Why has GW done this? Only GW knows. But could GW be to use the money (Professor Askari estimates that there should be more than $40 million if an accurate accounting is done) for other purposes given Iran's standing in the U.S? Or could it be hatred of Iran and Iranians? Or could it have been to secure its recent $20 million gift from Saudi Arabia? Whatever the reason, it is just plain wrong! And why did the new interim president of GW support the farfetched story of the previous provost and vice provost for seven months? Professor Askari has been patient for over three years in the hope of finding an amicable resolution to benefit Iranian students as well as GW.
In sum, GW has refused to treat the legitimate requests of a major donor—to provide an accounting of the income and expenditures for the Iran Endowment, to resolve all outstanding issues with Professor Askari, restore transparency and place the endowment on a strong footing going forward. GW continues instead to operate behind a curtain and decide matters unilaterally. Helping Iranian students must be the focal point going forward, given that the original goal of the endowment was to support Iran’s educational needs and that Iranians need support in the face of harsh economic sanctions. Given GW’s past ‘mismanagement’ of this endowment, can GW be trusted to be ethical without external oversight to restore the Aryamehr-Iran Endowment with proper accounting and a program that benefits Iranians after GW’s claim that there was no endowment for over three years and its resistance for an independent audit?
What would have happened to this Iranian gift if it had been another country? Probably nothing. What would have happened to this gift to the George Washington university if Professor Askari had not persisted for three years?

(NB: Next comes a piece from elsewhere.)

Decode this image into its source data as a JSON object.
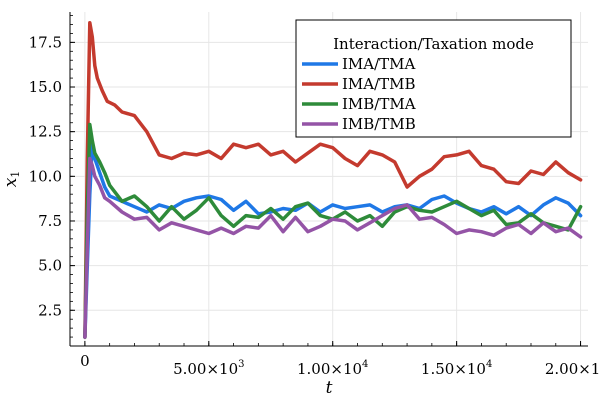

The answer is clear from the earlier communications of the GW President—there would be no endowment and so the resources would clearly be used for something other than what was intended by the Ministry of Higher Education of Iran. It is a sad day for an American university when it behaves so. American university endowments need government oversight to assess if universities are carrying out the wishes of their major donors, no matter who is the donor.